Consider a positive continuous martingale $M=(M_t)_{t\geq 0}$, and two integrable stopping times $S\leq T$, then do we have $E[M_T|\mathscr{F}_S]=M_S$?
If we don't require the integrability of stoppping times, then it is false. A counterexample is given by the exponential Brownian motion $M_t=\exp\left(B_t-\frac{t^2}2\right)$ and the stopping time
$$T=\inf\left\{t\geq0: B_t\leq \frac{t^2}2-\log 2\right\}=\inf\{t\geq0: M_t=1/2\},$$
where we have $T<+\infty$ a.s. and $E[M_T|\mathscr{F}_0]=1/2\neq M_0$. But I cannot figure how to prove that $T\in L^1$.

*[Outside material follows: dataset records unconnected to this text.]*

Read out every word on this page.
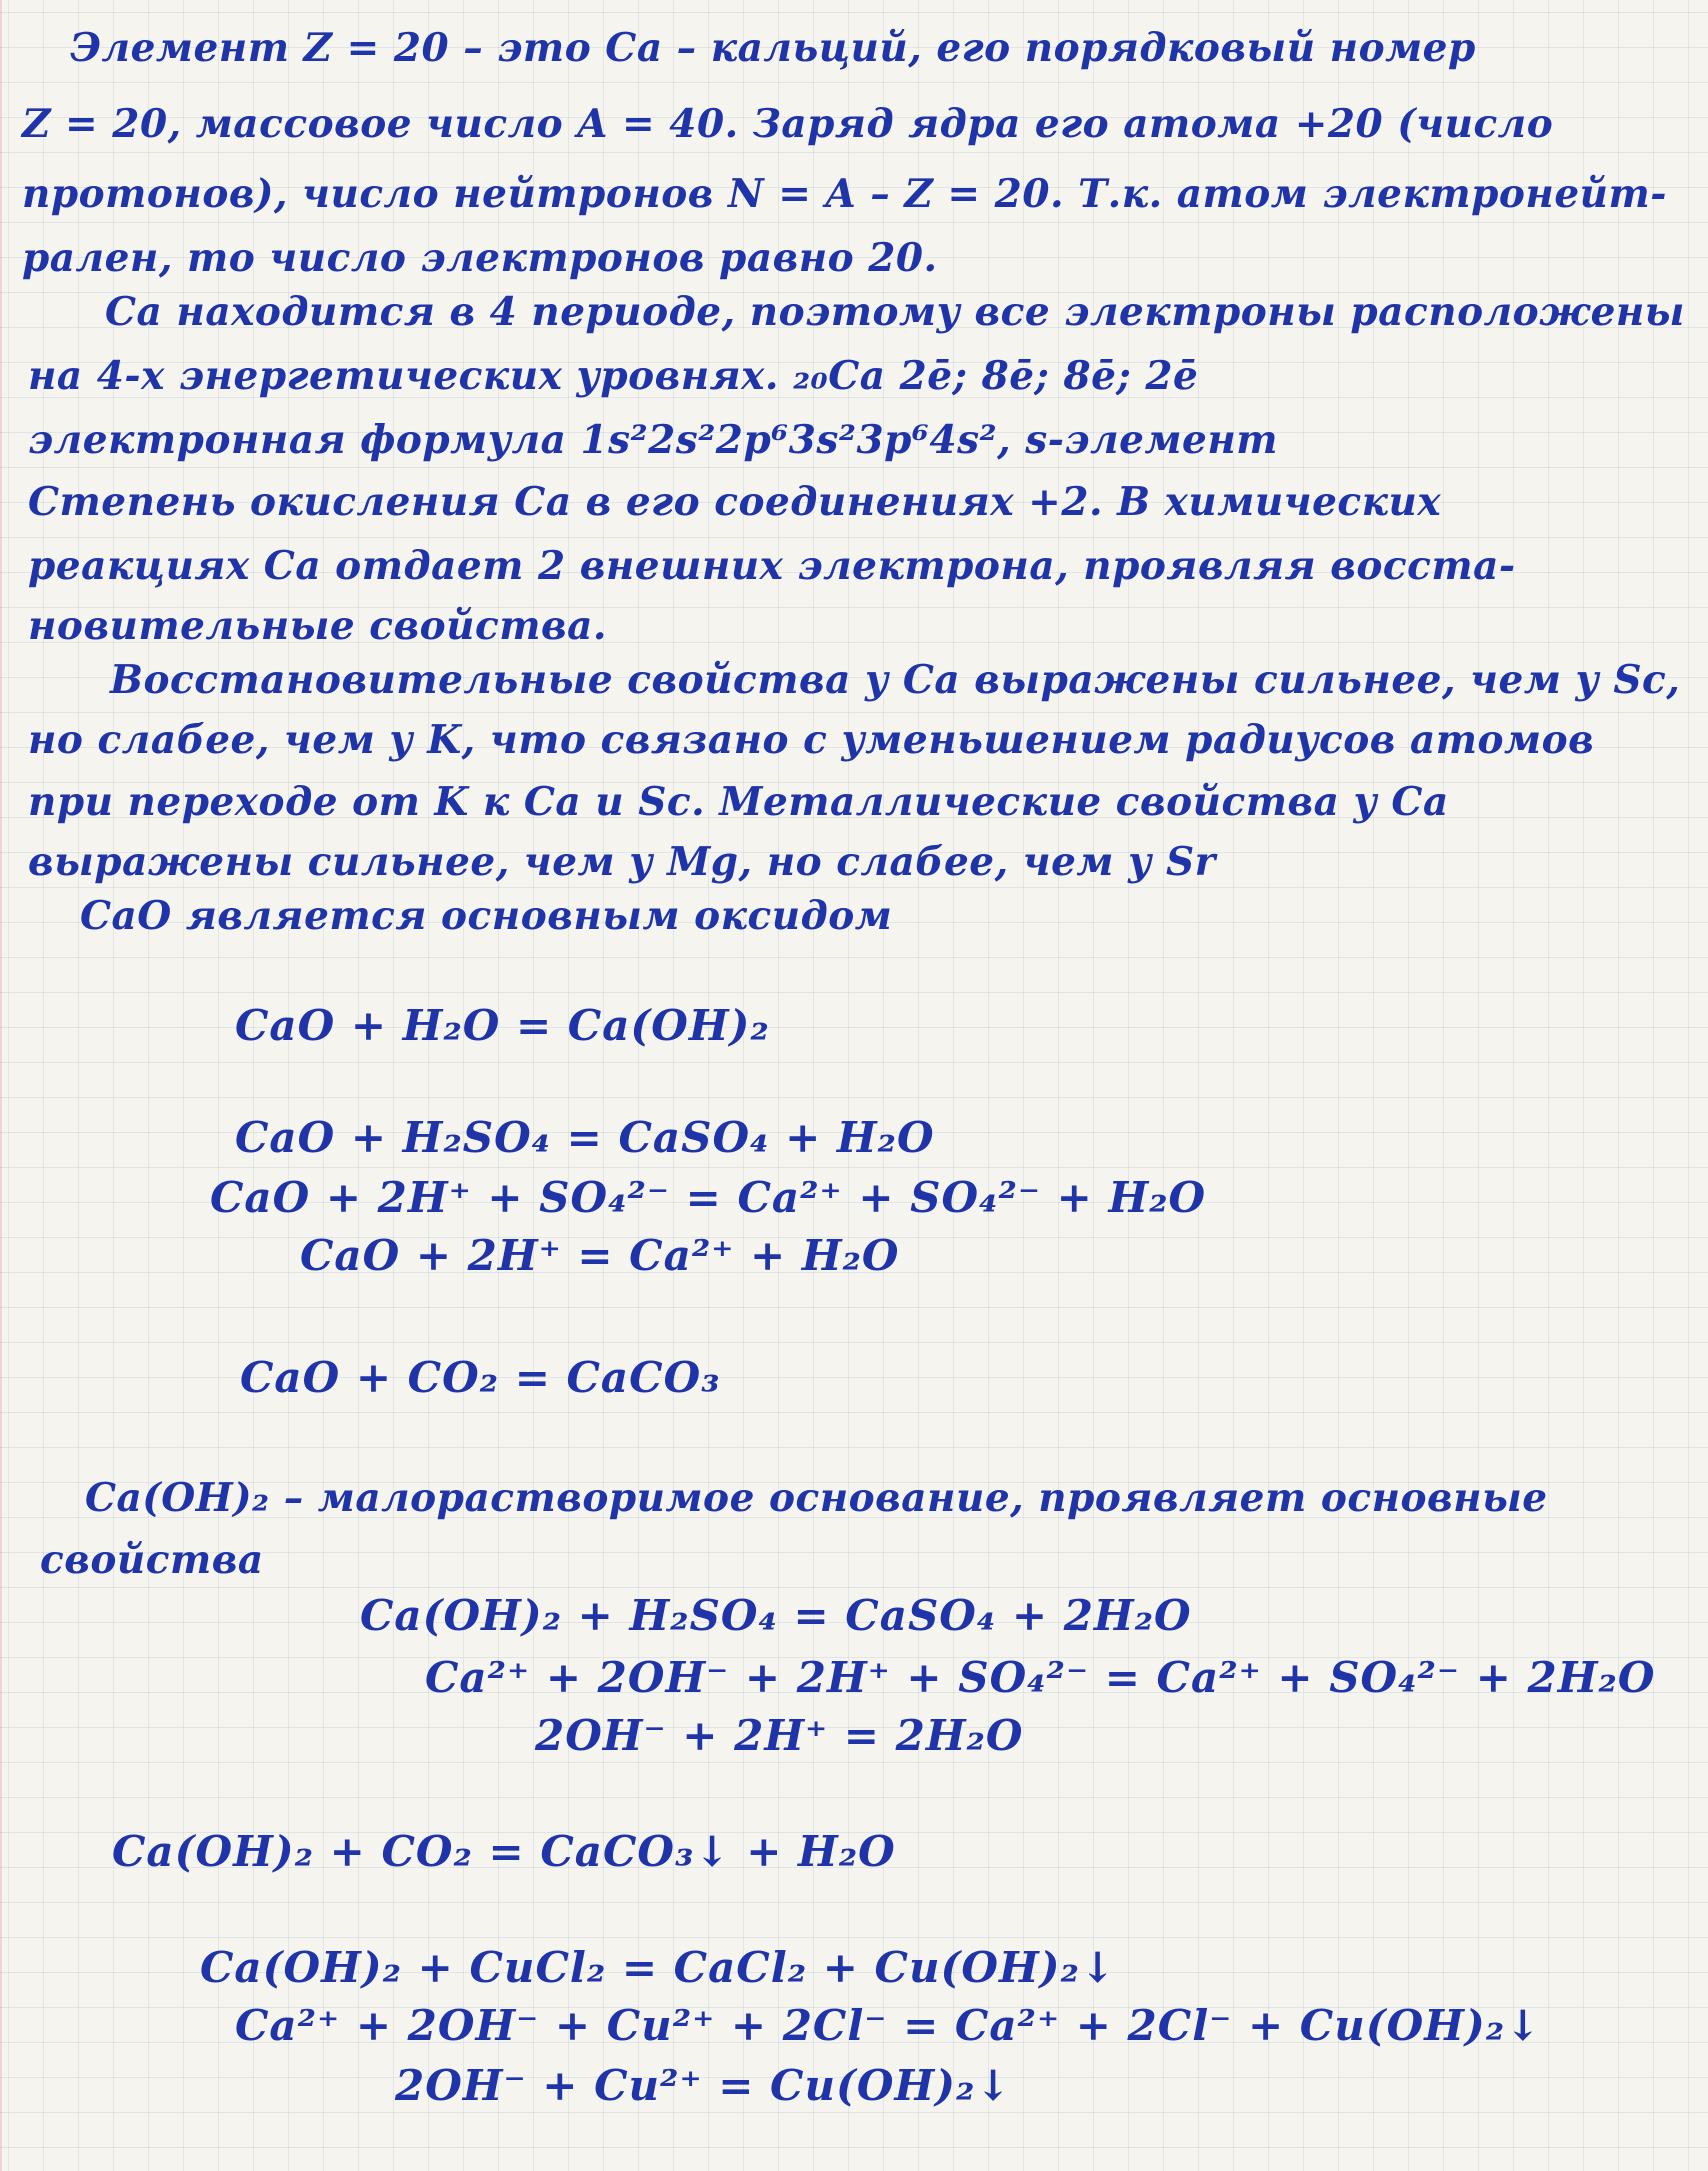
Элемент Z = 20 – это Ca – кальций, его порядковый номер
Z = 20, массовое число A = 40. Заряд ядра его атома +20 (число
протонов), число нейтронов N = A – Z = 20. Т.к. атом электронейт-
рален, то число электронов равно 20.
Ca находится в 4 периоде, поэтому все электроны расположены
на 4-х энергетических уровнях. ₂₀Ca 2ē; 8ē; 8ē; 2ē
электронная формула 1s²2s²2p⁶3s²3p⁶4s², s-элемент
Степень окисления Ca в его соединениях +2. В химических
реакциях Ca отдает 2 внешних электрона, проявляя восста-
новительные свойства.
Восстановительные свойства у Ca выражены сильнее, чем у Sc,
но слабее, чем у K, что связано с уменьшением радиусов атомов
при переходе от K к Ca и Sc. Металлические свойства у Ca
выражены сильнее, чем у Mg, но слабее, чем у Sr
CaO является основным оксидом
CaO + H₂O = Ca(OH)₂
CaO + H₂SO₄ = CaSO₄ + H₂O
CaO + 2H⁺ + SO₄²⁻ = Ca²⁺ + SO₄²⁻ + H₂O
CaO + 2H⁺ = Ca²⁺ + H₂O
CaO + CO₂ = CaCO₃
Ca(OH)₂ – малорастворимое основание, проявляет основные
свойства
Ca(OH)₂ + H₂SO₄ = CaSO₄ + 2H₂O
Ca²⁺ + 2OH⁻ + 2H⁺ + SO₄²⁻ = Ca²⁺ + SO₄²⁻ + 2H₂O
2OH⁻ + 2H⁺ = 2H₂O
Ca(OH)₂ + CO₂ = CaCO₃↓ + H₂O
Ca(OH)₂ + CuCl₂ = CaCl₂ + Cu(OH)₂↓
Ca²⁺ + 2OH⁻ + Cu²⁺ + 2Cl⁻ = Ca²⁺ + 2Cl⁻ + Cu(OH)₂↓
2OH⁻ + Cu²⁺ = Cu(OH)₂↓
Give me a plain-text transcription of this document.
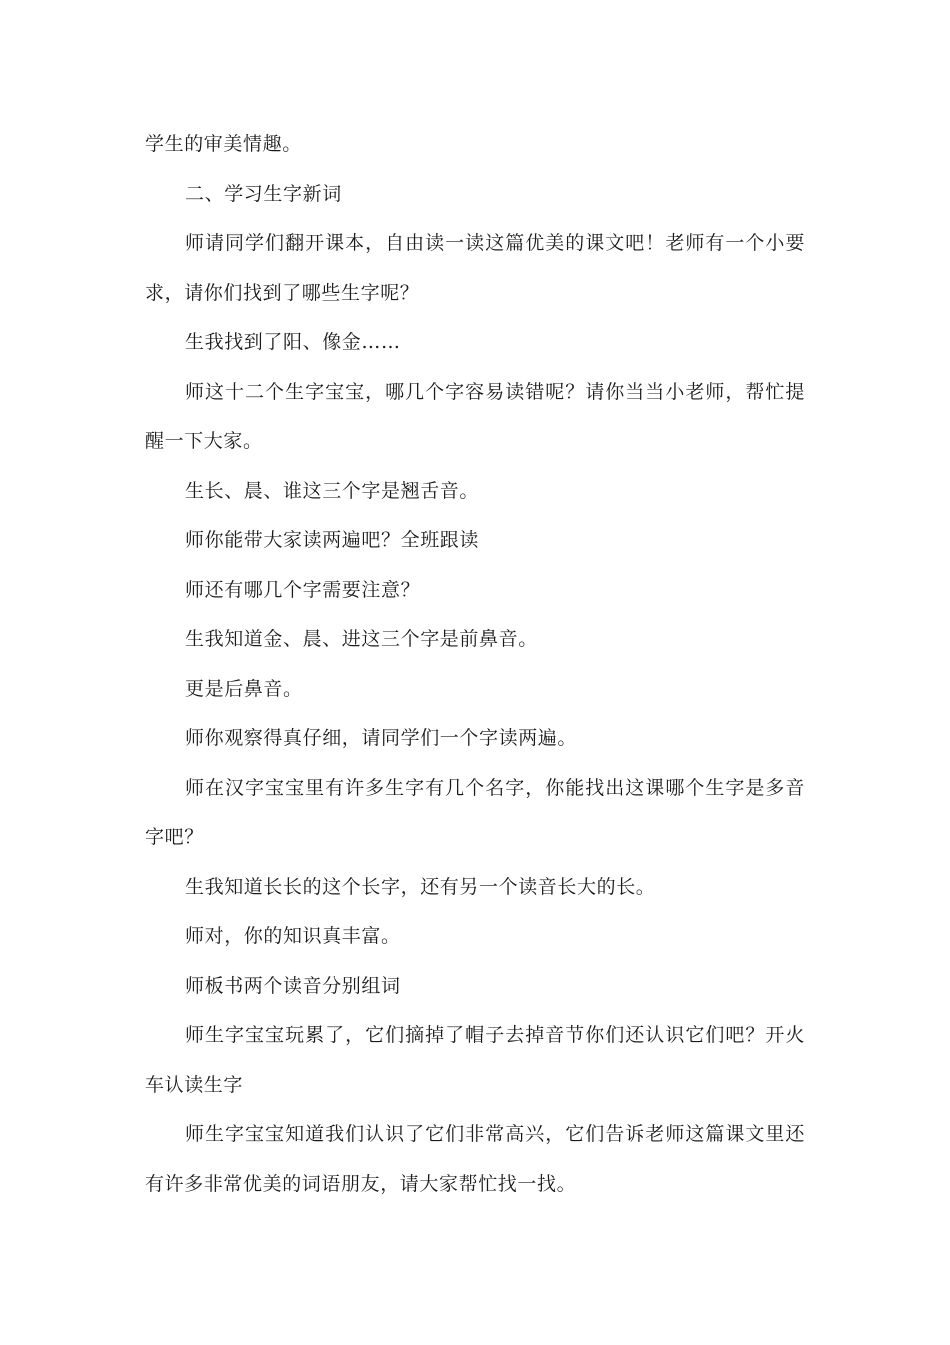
学生的审美情趣。

二、学习生字新词

师请同学们翻开课本，自由读一读这篇优美的课文吧！老师有一个小要求，请你们找到了哪些生字呢？

生我找到了阳、像金……

师这十二个生字宝宝，哪几个字容易读错呢？请你当当小老师，帮忙提醒一下大家。

生长、晨、谁这三个字是翘舌音。

师你能带大家读两遍吧？全班跟读

师还有哪几个字需要注意？

生我知道金、晨、进这三个字是前鼻音。

更是后鼻音。

师你观察得真仔细，请同学们一个字读两遍。

师在汉字宝宝里有许多生字有几个名字，你能找出这课哪个生字是多音字吧？

生我知道长长的这个长字，还有另一个读音长大的长。

师对，你的知识真丰富。

师板书两个读音分别组词

师生字宝宝玩累了，它们摘掉了帽子去掉音节你们还认识它们吧？开火车认读生字

师生字宝宝知道我们认识了它们非常高兴，它们告诉老师这篇课文里还有许多非常优美的词语朋友，请大家帮忙找一找。
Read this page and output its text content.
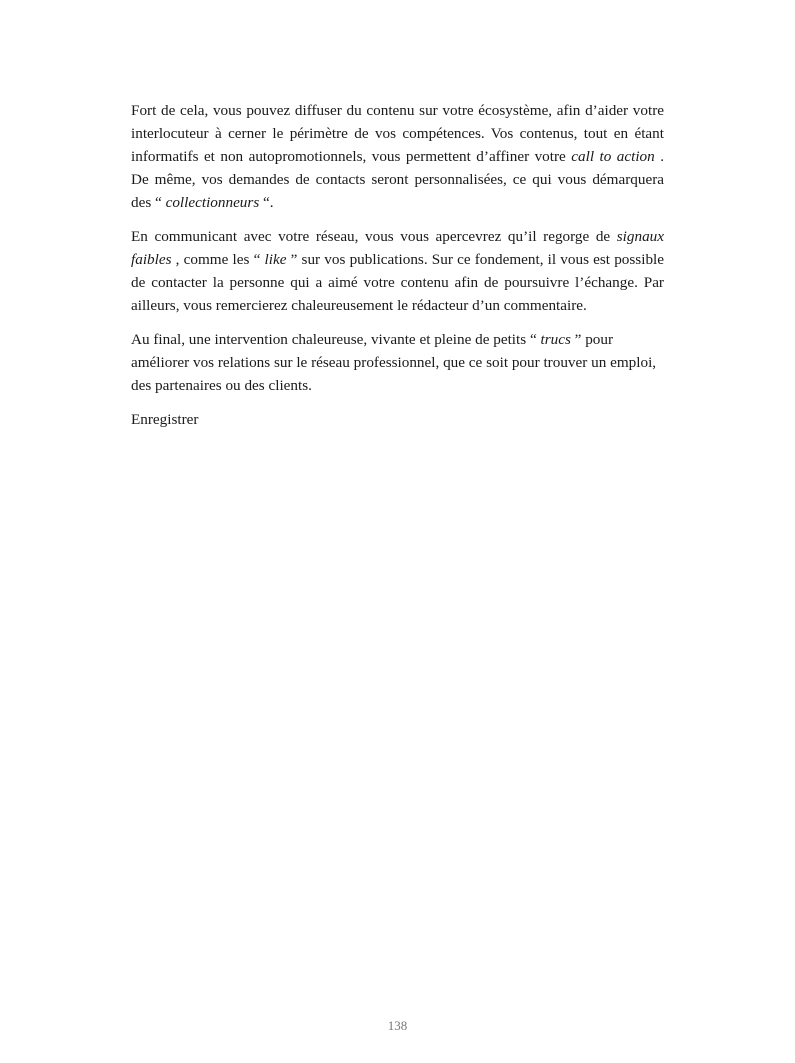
Fort de cela, vous pouvez diffuser du contenu sur votre écosystème, afin d’aider votre interlocuteur à cerner le périmètre de vos compétences. Vos contenus, tout en étant informatifs et non autopromotionnels, vous permettent d’affiner votre call to action . De même, vos demandes de contacts seront personnalisées, ce qui vous démarquera des “ collectionneurs “.

En communicant avec votre réseau, vous vous apercevrez qu’il regorge de signaux faibles , comme les “ like ” sur vos publications. Sur ce fondement, il vous est possible de contacter la personne qui a aimé votre contenu afin de poursuivre l’échange. Par ailleurs, vous remercierez chaleureusement le rédacteur d’un commentaire.

Au final, une intervention chaleureuse, vivante et pleine de petits “ trucs ” pour améliorer vos relations sur le réseau professionnel, que ce soit pour trouver un emploi, des partenaires ou des clients.

Enregistrer

138
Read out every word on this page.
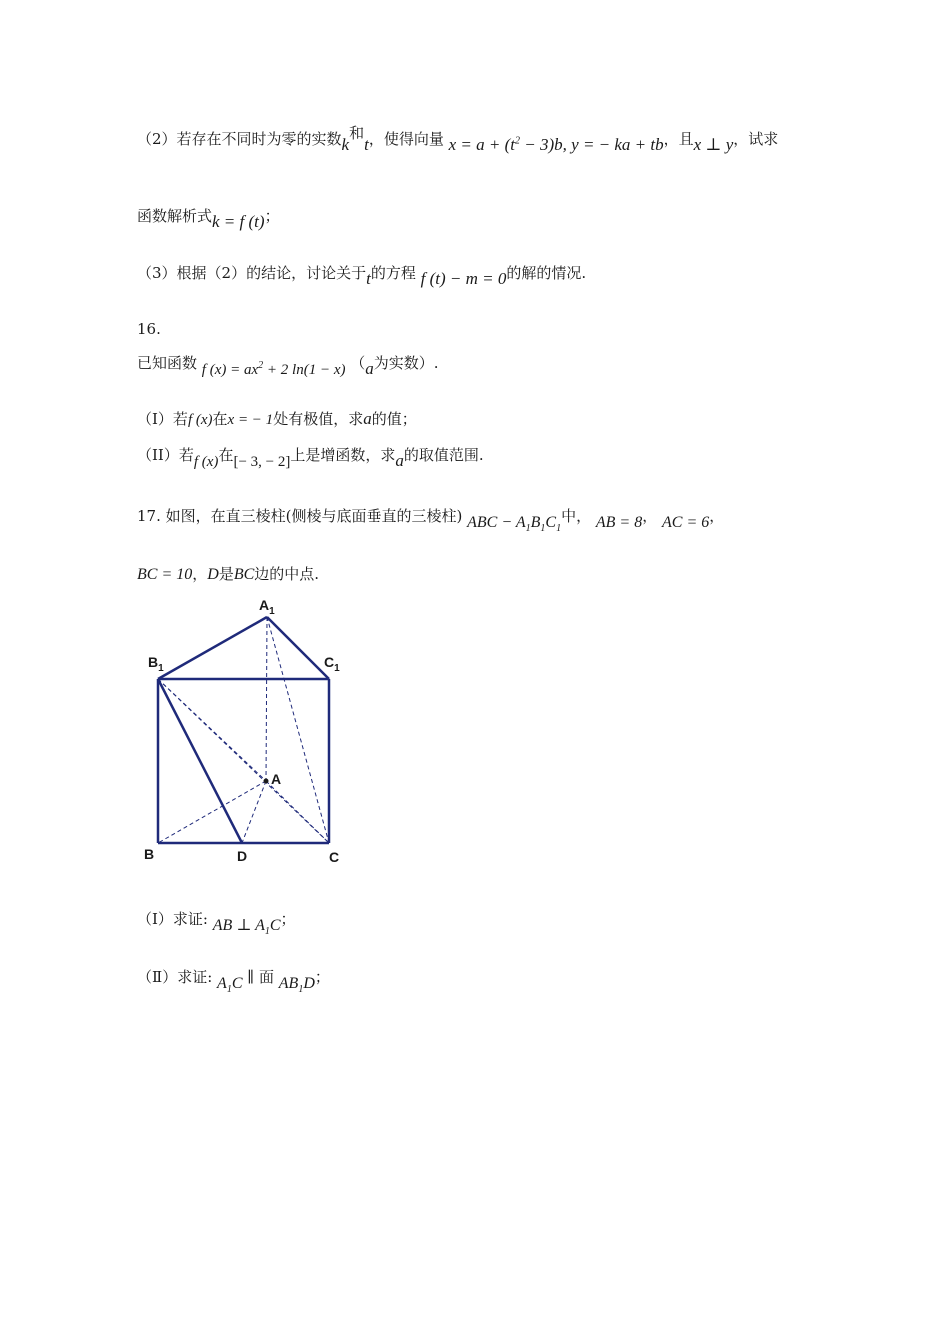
（2）若存在不同时为零的实数k和t，使得向量 $x = a + (t^2 - 3)b$, y = − ka + tb，且x ⊥ y，试求
函数解析式k = f (t)；
（3）根据（2）的结论，讨论关于t的方程 f (t) − m = 0的解的情况.
16.
已知函数 f $(x) = ax^2 + 2$ ln(1 − x) （a为实数）.
（I）若f (x)在x = − 1处有极值，求a的值；
（II）若f (x)在[− 3, − 2]上是增函数，求a的取值范围.
17. 如图，在直三棱柱(侧棱与底面垂直的三棱柱) ABC − $A_1B_1C_1$中， AB = 8， AC = 6，
BC = 10，D是BC边的中点.
$A_1$
$B_1$	$C_1$
A
B	D	C
（Ⅰ）求证: AB ⊥ $A_1C$；
（Ⅱ）求证: $A_1C$ ∥ 面 $AB_1D$；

Related: There is a theorem in Le Gall's Brownian Motion, Martingales, and Stochastic Calculus (Theorem 3.25) states that for nonnegative continuous supermartingale and arbitrary stopping times $S\leq T$, we have $E[M_T|\mathscr{F}_S]\leq M_S$.
Any help would be appreciated.
Best Answer
Relating to your counterexample: for $t\ge0$ fixed, the stopping time $T\wedge t$ is bounded, so we can apply the stopping theorem: $$E[B_{T\wedge t}]=E[B_0]=0.$$ Since $B_{T\wedge t}\ge\frac{(T\wedge t)^2}2-\log 2$, this gives $$0\ge E\!\left[\frac{(T\wedge t)^2}2-\log2\right],\quad\text{i.e.,}\quad E[(T\wedge t)^2]\le2\log2.$$ Letting $t\to\infty$ yields $E[T^2]<\infty$ by Fatou's lemma (or monotone convergence). In particular, $T$ is integrable.
This even shows that $L^2$-integrability of $T$ is not sufficient to apply the stopping theorem.